Great article. Make your community your unfair advantage. But why call it unfair? Unfair to whom? To those who try to nickel and dime their players with MTX and the same shit every year? Nah i don't think that's unfair. Unfair only perhaps to indie developers, but then again everyone starts somewhere and they could imagine that when they are doing quality work that a community will flock around them.

[–] [email protected] 16 points 1 year ago (2 children)

I'd say unfair to the really big players (Ubi, Activision/Blizzard, EA) who push out broken games with predatory mechanics and little of actual value. The companies that don't see their players as a community, but a cash pit to dig value out of for their shareholders.

[–] [email protected] 15 points 1 year ago (1 children)

Then I'm absolutely fine with it being unfair :)

[–] [email protected] 3 points 1 year ago

Remembering Habe once saying in an interview that valve isn't a public stock company because they want players as their customers, not stockholders.

[–] [email protected] 3 points 1 year ago (1 children)

Because it's a clickbaity word, it's not actually unfair by any means, just a different method to secure funding.

[–] [email protected] 4 points 1 year ago (1 children)

I swear, the word “clickbait” has completely lost its meaning, with the way folks throw it around like they do.

[–] [email protected] 5 points 1 year ago (1 children)

Sort of using it as a catch all umbrella for "wording a title in such a way to try and get people scrolling by to rubberneck" and go "oh, unfair? That sounds controversial".
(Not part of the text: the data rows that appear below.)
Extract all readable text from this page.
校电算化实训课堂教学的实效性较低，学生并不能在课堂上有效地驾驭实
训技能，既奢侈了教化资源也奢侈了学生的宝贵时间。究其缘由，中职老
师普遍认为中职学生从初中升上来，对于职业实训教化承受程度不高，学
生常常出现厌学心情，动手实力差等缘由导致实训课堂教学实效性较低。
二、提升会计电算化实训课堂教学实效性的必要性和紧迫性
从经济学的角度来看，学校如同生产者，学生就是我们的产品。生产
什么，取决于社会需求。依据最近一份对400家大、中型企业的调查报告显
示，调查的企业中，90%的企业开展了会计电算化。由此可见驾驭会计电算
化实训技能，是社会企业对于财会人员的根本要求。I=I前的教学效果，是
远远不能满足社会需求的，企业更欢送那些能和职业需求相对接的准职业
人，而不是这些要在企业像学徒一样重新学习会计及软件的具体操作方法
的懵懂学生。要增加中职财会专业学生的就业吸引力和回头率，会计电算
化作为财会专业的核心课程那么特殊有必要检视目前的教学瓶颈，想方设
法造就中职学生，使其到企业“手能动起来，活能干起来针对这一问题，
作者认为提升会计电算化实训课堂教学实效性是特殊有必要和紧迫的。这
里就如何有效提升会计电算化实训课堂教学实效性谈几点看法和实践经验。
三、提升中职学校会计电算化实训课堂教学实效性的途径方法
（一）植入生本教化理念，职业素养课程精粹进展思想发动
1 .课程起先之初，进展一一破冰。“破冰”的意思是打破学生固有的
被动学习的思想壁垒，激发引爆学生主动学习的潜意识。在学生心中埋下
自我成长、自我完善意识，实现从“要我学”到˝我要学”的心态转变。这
It's an absolutely good move to word it in such a way that piques curiosity, and yes I'm sure there's a line in there somewhere between being clickbaity with no real substance, and using intriguing wording in a title, I'm just so critical of wording things that way that I'd make an abysmal journalist.

And this article absolutely has a lot of substance, I wouldn't say the whole thing is clickbait by any means, just that the word is used in a similar fashion in the title, sort of a hook that relies on an emotional knee jerk of wanting to see how unfair it really is or not.

[–] [email protected] 3 points 1 year ago* (last edited 1 year ago) (1 children)

Yeah, that’s called a “hook,” not “click bait.” A hook is meant to, like the name suggests, hook you in. Click bait is something of low value designed just to make you click on it so you look at at ads it’s trying to feed you.

It’s the difference between “childish” and “childlike.” One is good, the other is not.

[–] [email protected] 1 points 1 year ago (1 children)

It's just an unfortunate aspect of the word clickbait. A hook baits you to click, definitively, and so the true meaning of clickbait will be diluted and used as a shorthand for a range of types of titles. You're right, though, clickbait has a seriously negative connotation, and I was kind of a dick in my comment for going straight to that instead of saying hook.

[–] [email protected] 3 points 1 year ago

I see them as one in the same. You put bait on a hook in fishing, both to lure in your catch. It's just a new term for the internet age.